Although everyone has heard of vibration analysis, few truly appreciate how valuable it can be as a predictive and preventative maintenance tool.

Everything has vibration. Vibration is a mechanical principle in which oscillations occur around a point of equilibrium. One of the most important things to remember about vibration is that it is never solely a cosmetic issue, especially on a yacht. When vibration is loud enough to be heard or felt, it’s much more than a nuisance. It’s evidence that the vessel is not running at optimal performance, and mechanical components are suffering.

There are several terms that must be understood to learn what vibration isolation theory is. The first is frequency. Frequency is the number of complete cycles of oscillation that occur in a given period of time.

Natural frequency is the number of complete cycles of oscillation a mass will vibrate in a given period of time if a force displaces it from its center, allowing it to vibrate freely.

Disturbing frequency is defined as the frequency of vibration caused by an unbalanced, rotating or reciprocating movement of mass. When the disturbing frequency equals the natural frequency of the isolation system, exaggerated movement occurs. This is called resonance.

In the quest to reduce vibration, the theory of isolation is extremely important to understand, especially when it pertains to engine mounts. All machines in operation emit vibration of some sort that will vary in intensity or amplitude. Since vibration is a force, introducing an opposite force can reduce the transmission. To succeed at “isolating” the vibration, the environment of the installation must be assessed, namely three important factors: the weight of what is supported, the disturbing frequency of the machine, and the rigidity of the structure of the supporting machine and its foundation.

When seeking to reduce the transmission of vibration, a robust material should be introduced. The material must be so resilient that it returns to its original height after the load is removed. Rubber in engine mounts are a perfect example. When engine mounts deflect from the mass of the engine, they establish low natural frequency of the isolation system. When the isolation system is at a lower frequency than that of the machine, vibration is absorbed by the rubber in each phase of its cycle.

The lower the natural frequency and the higher engine RPM, the more efficient the isolation system. Successful isolation systems also aid in noise reduction, as they break the flow of structure-borne noise coming from the machine.

Vibration analysis uses collected data to break down vibration into individual frequency components. AME uses three methods to analyze data: manufacturer’s requirements, comparing it to another similar machine that is known to be operating well, and using published vibration standards.

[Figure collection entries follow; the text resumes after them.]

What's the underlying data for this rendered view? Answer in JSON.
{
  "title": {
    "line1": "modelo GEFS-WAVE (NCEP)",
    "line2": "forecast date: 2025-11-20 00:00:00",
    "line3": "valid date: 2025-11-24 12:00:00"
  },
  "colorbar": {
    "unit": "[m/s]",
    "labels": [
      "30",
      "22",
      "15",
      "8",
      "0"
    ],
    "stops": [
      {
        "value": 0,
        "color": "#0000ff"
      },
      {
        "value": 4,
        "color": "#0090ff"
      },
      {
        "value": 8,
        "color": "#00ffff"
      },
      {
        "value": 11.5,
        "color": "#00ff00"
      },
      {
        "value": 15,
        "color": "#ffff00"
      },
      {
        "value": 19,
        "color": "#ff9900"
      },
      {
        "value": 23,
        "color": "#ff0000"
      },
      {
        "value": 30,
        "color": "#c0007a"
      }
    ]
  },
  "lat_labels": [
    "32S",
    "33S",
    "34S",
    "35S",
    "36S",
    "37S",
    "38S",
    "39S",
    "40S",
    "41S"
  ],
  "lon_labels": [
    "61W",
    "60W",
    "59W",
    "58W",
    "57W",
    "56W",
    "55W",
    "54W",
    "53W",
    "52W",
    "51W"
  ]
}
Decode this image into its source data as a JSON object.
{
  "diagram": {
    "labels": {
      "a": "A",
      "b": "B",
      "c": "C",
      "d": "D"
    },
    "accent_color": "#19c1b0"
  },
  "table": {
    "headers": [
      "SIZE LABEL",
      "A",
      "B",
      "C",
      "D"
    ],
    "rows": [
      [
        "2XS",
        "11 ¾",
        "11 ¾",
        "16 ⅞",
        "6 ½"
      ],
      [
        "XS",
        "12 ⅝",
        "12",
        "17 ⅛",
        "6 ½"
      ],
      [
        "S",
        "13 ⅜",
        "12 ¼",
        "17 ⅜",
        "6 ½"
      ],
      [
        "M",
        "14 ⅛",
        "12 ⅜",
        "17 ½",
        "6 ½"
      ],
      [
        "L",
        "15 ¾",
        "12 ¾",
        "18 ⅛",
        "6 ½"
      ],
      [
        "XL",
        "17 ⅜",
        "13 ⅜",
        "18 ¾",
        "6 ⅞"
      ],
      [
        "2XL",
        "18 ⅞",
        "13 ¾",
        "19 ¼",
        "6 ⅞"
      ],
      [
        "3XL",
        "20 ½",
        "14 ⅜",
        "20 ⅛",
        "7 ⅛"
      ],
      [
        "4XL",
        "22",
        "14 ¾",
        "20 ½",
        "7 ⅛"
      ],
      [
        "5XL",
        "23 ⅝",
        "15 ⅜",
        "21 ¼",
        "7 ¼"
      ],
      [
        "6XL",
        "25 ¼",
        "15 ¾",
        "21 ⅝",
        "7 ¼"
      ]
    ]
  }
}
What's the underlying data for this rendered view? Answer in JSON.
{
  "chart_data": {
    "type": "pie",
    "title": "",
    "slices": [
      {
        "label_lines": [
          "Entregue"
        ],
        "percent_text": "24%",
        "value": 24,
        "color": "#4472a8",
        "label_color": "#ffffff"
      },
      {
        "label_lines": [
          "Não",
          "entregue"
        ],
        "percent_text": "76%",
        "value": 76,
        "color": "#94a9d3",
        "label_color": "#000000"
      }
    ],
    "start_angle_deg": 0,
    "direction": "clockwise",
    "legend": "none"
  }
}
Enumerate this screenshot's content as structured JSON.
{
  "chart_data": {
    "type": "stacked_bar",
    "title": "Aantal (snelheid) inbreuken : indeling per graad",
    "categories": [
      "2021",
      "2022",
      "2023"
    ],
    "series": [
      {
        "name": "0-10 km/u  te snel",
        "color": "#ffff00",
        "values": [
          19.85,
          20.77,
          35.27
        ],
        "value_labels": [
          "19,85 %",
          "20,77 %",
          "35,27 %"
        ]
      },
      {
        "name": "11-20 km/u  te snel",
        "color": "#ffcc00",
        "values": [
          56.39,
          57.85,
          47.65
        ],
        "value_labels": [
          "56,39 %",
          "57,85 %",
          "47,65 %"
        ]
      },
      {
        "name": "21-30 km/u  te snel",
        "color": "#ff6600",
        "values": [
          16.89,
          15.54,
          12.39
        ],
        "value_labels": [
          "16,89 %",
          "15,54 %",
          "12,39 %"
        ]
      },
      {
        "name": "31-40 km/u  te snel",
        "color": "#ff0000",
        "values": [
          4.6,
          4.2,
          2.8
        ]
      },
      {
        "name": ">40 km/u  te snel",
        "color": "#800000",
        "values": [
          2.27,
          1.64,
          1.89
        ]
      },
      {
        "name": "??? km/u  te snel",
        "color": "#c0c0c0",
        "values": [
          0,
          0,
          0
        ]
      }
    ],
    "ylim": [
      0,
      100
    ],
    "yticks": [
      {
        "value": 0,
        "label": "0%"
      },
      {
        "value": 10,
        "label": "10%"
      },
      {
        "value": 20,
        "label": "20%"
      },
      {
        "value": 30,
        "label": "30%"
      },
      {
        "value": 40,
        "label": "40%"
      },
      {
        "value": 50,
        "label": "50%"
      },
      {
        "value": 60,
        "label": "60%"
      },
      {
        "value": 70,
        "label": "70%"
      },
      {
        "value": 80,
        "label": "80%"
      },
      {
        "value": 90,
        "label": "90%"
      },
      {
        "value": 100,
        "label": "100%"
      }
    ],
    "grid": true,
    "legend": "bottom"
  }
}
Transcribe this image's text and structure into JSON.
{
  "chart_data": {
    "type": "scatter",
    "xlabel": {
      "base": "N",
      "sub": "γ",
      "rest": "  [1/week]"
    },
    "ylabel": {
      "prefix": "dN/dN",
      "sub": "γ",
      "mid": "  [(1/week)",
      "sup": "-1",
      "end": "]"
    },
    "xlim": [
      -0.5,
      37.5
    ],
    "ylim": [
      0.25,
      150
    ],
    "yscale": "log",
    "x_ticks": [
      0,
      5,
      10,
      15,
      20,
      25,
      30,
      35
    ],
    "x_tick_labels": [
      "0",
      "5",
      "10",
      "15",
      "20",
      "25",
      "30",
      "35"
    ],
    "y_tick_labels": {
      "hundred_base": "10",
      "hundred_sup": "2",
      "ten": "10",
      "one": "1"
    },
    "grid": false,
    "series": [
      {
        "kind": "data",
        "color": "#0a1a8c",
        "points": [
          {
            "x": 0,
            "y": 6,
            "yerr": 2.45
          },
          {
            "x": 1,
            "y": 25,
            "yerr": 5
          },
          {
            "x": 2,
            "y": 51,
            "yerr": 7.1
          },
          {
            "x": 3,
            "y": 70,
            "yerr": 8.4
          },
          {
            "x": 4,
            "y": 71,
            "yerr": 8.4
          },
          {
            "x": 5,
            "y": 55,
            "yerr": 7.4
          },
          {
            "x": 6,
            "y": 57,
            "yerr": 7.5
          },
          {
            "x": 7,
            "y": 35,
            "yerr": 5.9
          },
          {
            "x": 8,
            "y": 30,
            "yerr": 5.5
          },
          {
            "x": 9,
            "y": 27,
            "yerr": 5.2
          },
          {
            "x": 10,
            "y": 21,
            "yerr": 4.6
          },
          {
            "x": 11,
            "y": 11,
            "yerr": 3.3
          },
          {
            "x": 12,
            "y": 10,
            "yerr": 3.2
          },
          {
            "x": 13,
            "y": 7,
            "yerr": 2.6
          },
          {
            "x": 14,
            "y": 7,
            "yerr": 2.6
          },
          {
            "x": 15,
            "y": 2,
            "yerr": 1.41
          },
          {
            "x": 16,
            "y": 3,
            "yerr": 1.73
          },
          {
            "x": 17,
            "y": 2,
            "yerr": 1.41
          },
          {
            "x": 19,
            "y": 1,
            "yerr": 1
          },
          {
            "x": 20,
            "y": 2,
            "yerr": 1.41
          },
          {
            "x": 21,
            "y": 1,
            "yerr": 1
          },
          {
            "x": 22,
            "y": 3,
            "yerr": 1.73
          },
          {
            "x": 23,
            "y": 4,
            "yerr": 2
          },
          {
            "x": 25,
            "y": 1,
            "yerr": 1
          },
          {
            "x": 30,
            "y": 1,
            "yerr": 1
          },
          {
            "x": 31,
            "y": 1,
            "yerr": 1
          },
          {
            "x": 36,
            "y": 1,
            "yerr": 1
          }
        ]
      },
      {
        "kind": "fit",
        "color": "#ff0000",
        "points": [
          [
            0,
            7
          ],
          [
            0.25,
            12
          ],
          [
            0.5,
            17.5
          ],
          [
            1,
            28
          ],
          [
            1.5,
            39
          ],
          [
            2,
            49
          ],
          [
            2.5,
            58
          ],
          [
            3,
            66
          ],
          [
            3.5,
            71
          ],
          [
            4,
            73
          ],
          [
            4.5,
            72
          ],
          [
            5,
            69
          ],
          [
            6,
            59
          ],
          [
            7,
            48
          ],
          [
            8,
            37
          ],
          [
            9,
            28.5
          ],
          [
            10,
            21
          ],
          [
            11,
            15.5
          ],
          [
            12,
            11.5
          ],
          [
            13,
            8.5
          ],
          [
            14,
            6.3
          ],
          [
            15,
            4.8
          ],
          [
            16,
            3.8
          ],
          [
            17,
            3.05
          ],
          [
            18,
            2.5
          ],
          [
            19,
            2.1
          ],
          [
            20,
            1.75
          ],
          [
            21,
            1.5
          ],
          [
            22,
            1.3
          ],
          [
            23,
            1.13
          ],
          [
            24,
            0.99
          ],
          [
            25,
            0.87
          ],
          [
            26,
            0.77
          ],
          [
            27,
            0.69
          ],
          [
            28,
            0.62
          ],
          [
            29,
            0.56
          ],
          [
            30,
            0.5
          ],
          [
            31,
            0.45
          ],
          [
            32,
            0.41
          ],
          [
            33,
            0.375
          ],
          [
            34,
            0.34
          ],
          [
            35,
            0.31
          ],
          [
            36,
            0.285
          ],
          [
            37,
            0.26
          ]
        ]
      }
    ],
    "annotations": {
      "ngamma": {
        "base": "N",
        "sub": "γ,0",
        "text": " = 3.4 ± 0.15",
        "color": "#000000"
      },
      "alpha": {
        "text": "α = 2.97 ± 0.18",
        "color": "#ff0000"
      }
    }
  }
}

The frequency, direction and amplitude of the vibration are then examined. Using those factors as a basis, mechanical issues such as deteriorated or incorrectly installed engine mounts, bent shafts, engine misfire, exhaust deficiencies and propeller issues can be detected.

The benefits of vibration analysis go way beyond forecasting mechanical failures. The analysis provides valuable information that is backed up by science. By making educated maintenance decisions that have sound, scientific backing, objectivity is eliminated, making a captain’s or engineer’s approach to maintenance a targeted one, allowing for more efficient and cost-friendly yard periods.